Florini Francesca, Visone Joseph E, Hadjimichael Evi, Malpotra Shivali, Nötzel Christopher, Kafsack Björn F C, Deitsch Kirk W
Department of Microbiology and Immunology, Weill Cornell Medical College, New York, New York, USA.
bioRxiv. 2024 Mar 9:2024.03.08.584127. doi: 10.1101/2024.03.08.584127.
Chronic, asymptomatic malaria infections contribute substantially to disease transmission and likely represent the most significant impediment preventing malaria elimination and eradication. parasites evade antibody recognition through transcriptional switching between members of the gene family, which encodes the major virulence factor and surface antigen on infected red blood cells. This process can extend infections for up to a year; however, infections have been documented to last for over a decade, constituting an unseen reservoir of parasites that undermine eradication and control efforts. How parasites remain immunologically "invisible" for such lengthy periods is entirely unknown. Here we show that in addition to the accepted paradigm of mono-allelic gene expression, individual parasites can simultaneously express multiple genes or enter a state in which little or no gene expression is detectable. This unappreciated flexibility provides parasites with greater adaptive capacity than previously understood and challenges the dogma of mutually exclusive gene expression. It also provides an explanation for the antigenically "invisible" parasites observed in chronic asymptomatic infections.

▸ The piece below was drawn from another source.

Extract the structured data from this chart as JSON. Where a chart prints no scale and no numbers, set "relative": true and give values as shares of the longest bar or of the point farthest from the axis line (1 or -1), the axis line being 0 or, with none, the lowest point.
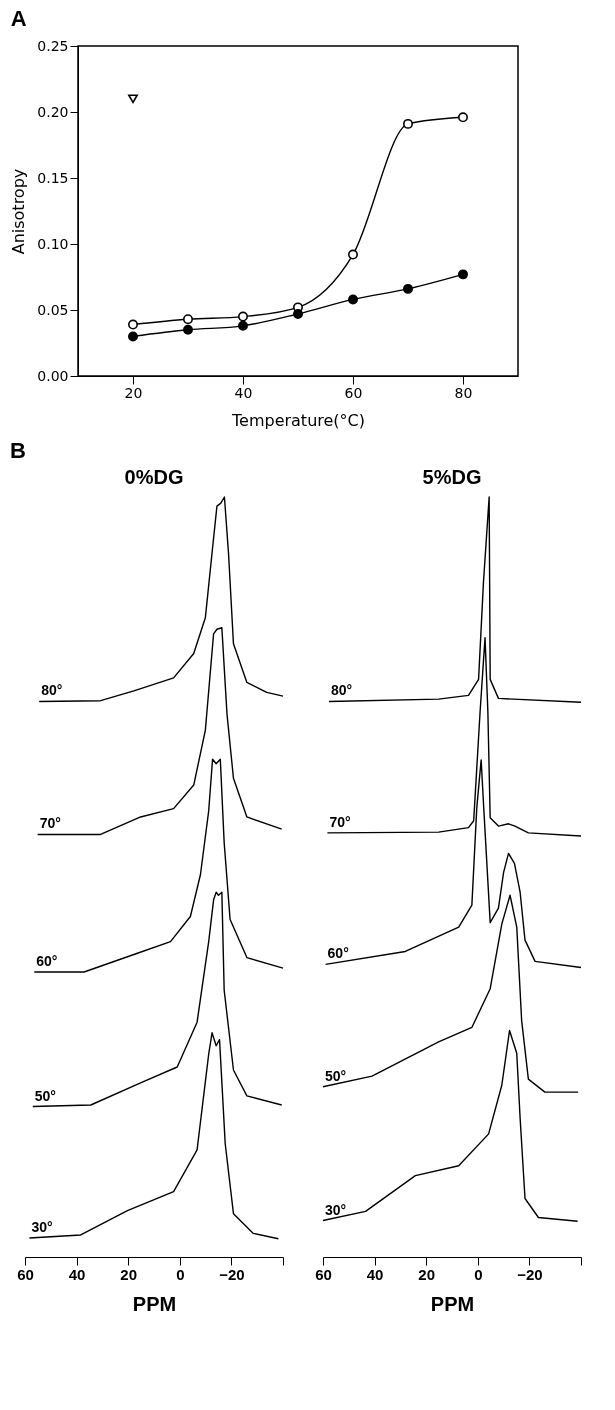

慢性无症状疟疾感染对疾病传播有很大影响,可能是阻止疟疾消除和根除的最重大障碍。疟原虫通过基因家族成员之间的转录转换来逃避抗体识别,该基因家族编码感染红细胞上的主要毒力因子和表面抗原。这一过程可使感染持续长达一年;然而,有记录显示感染可持续十多年,构成了一个看不见的疟原虫库,破坏了根除和控制工作。疟原虫如何在如此长的时间内保持免疫“隐形”完全未知。在这里,我们表明,除了公认的单等位基因表达模式外,单个疟原虫可以同时表达多个基因,或者进入几乎检测不到基因表达的状态。这种未被认识到的灵活性赋予疟原虫比以前所理解的更大的适应能力,并挑战了互斥基因表达的教条。这也为在慢性无症状感染中观察到的抗原性“隐形”疟原虫提供了解释。